Docs: unescape regexes in Pattern Tokenizer docs

Currently regexes in Pattern Tokenizer docs are escaped (it seems according to Java rules). I think it is better not to escape them because JSON escaping should be automatic in client libraries, and string escaping depends on a client language used. The default pattern is `\W+`, not `\\W+`. Closes #6615
2025-03-09 14:34:43 +00:00 · 2014-06-25 23:18:43 +06:00 · 2014-06-25 23:18:43 +06:00 · 955473f475
commit 955473f475
parent 6e6f4def5d
1 changed files with 14 additions and 5 deletions
--- a/docs/reference/analysis/tokenizers/pattern-tokenizer.asciidoc
+++ b/docs/reference/analysis/tokenizers/pattern-tokenizer.asciidoc
@ -7,7 +7,7 @@ via a regular expression. Accepts the following settings:
 [cols="<,<",options="header",]
 |======================================================================
 |Setting |Description
-|`pattern` |The regular expression pattern, defaults to `\\W+`.
+|`pattern` |The regular expression pattern, defaults to `\W+`.
 |`flags` |The regular expression flags.
 |`group` |Which group to extract into tokens. Defaults to `-1` (split).
 |======================================================================
@ -15,15 +15,24 @@ via a regular expression.

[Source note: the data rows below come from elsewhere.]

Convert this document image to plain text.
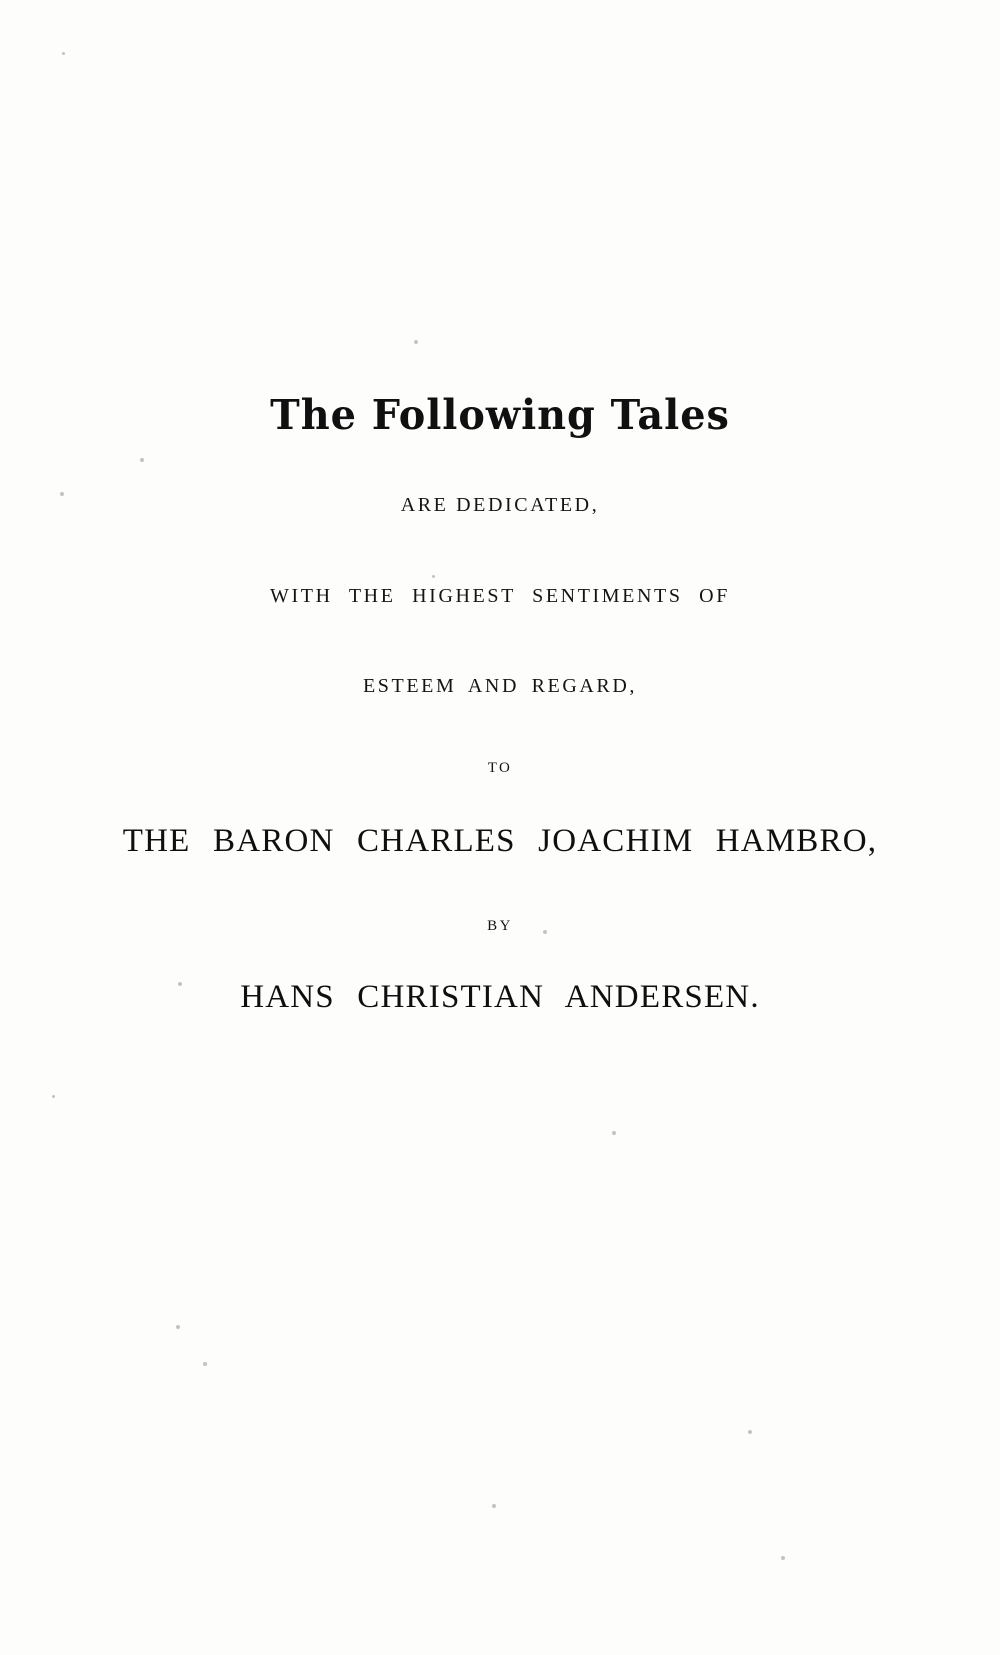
The Following Tales
ARE DEDICATED,
WITH THE HIGHEST SENTIMENTS OF
ESTEEM AND REGARD,
TO
THE BARON CHARLES JOACHIM HAMBRO,
BY
HANS CHRISTIAN ANDERSEN.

Accepts the following settings:
 *IMPORTANT*: The regular expression should match the *token separators*,
 not the tokens themselves.

+*********************************************
+Note that you may need to escape `pattern` string literal according to
+your client language rules. For example, in many programming languages
+a string literal for `\W+` pattern is written as `"\\W+"`.
+There is nothing special about `pattern` (you may have to escape other
+string literals as well); escaping `pattern` is common just because it
+often contains characters that should be escaped.
+*********************************************
+
 `group` set to `-1` (the default) is equivalent to "split". Using group
 >= 0 selects the matching group as the token. For example, if you have:

 ------------------------
-pattern = \\'([^\']+)\\'
+pattern = '([^']+)'
 group   = 0
 input   = aaa 'bbb' 'ccc'
 ------------------------

-the output will be two tokens: 'bbb' and 'ccc' (including the ' marks).
-With the same input but using group=1, the output would be: bbb and ccc
-(no ' marks).
+the output will be two tokens: `'bbb'` and `'ccc'` (including the `'`
+marks). With the same input but using group=1, the output would be:
+`bbb` and `ccc` (no `'` marks).